In our judgment it was irrational of the Tribunal to regard as a 100% certainty the prospect of the Respondent having continued in military service until the year 2004. They would have been entitled to have arrived if they so chose at a very high percentage assessment of her chance of so doing and for our part this Appeal Tribunal would not have interfered with such an assessment. We say nothing about whether an assessment of 100% would have been acceptable if the period into the future involved had been substantially shorter, because that does not arise on the fact of this case. But the decision on this one aspect goes outside the range of permissable options.
We do not accept the Respondent's argument that this point is not open to the Appellant on this appeal. Whether a specific distinction is drawn a period of time before the hearing and one after it, the fact remains that however the issues are approached some allowance needed to be made for the uncertainties inevitably attaching to an assessment of nine future years. Such uncertainty is inherent in the exercise which the Industrial Tribunal has to do in circumstances such as this.

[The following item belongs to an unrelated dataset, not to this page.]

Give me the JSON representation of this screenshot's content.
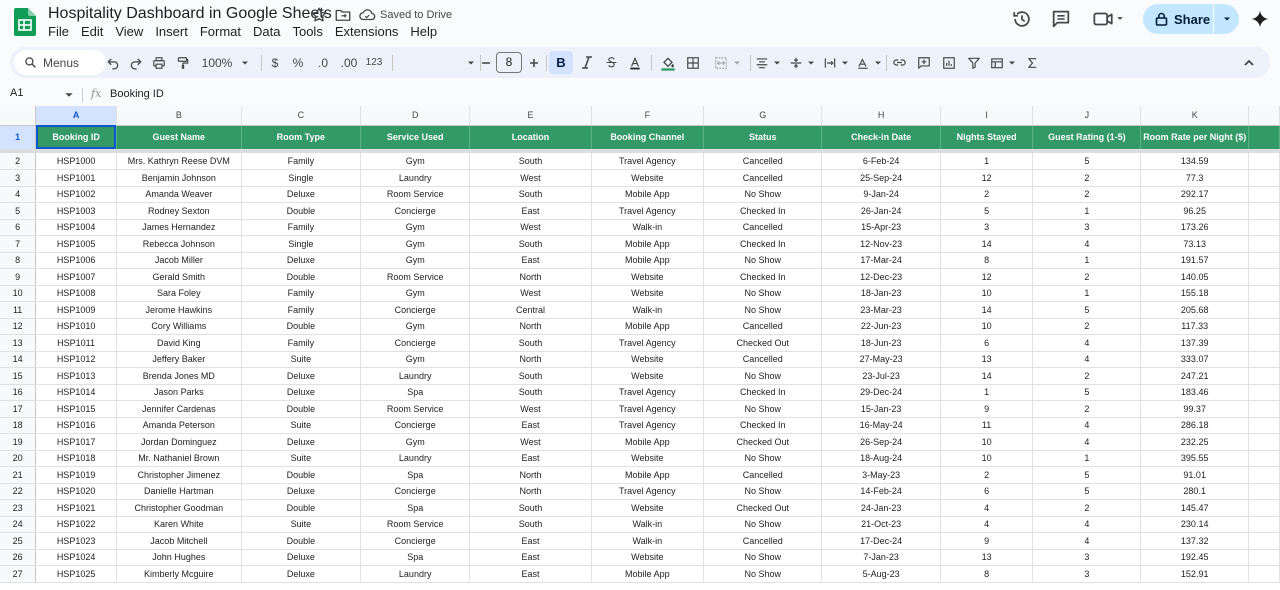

As we have already indicated, none of the Appellant's subsidiary arguments find favour with this Appeal Tribunal, but the Ministry's main submission as to perversity is well-founded and for that reason this appeal must be allowed. There was disagreement between the parties as to what should happen in the event of us reaching such a conclusion. Mr Pitt-Payne contended that the 100% assessment in relation to the 22 years should go back as a whole to an industrial tribunal for redetermination, whereas the Respondent submits that only that part of the assessment which relates to the period after 1995 should be so remitted. We make it clear that we do not question the lawfulness of the assessment in so far as it relates up to the date of the Tribunal's hearing in 1995. Nonetheless, as a matter of form it seems to us that the assessment of a 100% chance of 22 years service was a single assessment and must be reconsidered. We would expect the tribunal on such reconsideration to take into account the fact that we have found no reason to question that part of the 22 year period which extended up to the year 1995. We see no reason why this matter should not go back to the same Industrial Tribunal which dealt with this claim originally. We shall therefore remit this case to the same Industrial Tribunal solely on the issue of the assessment of the chance of the Respondent serving for the full 22 year period up to 2004. To that extent this appeal is allowed.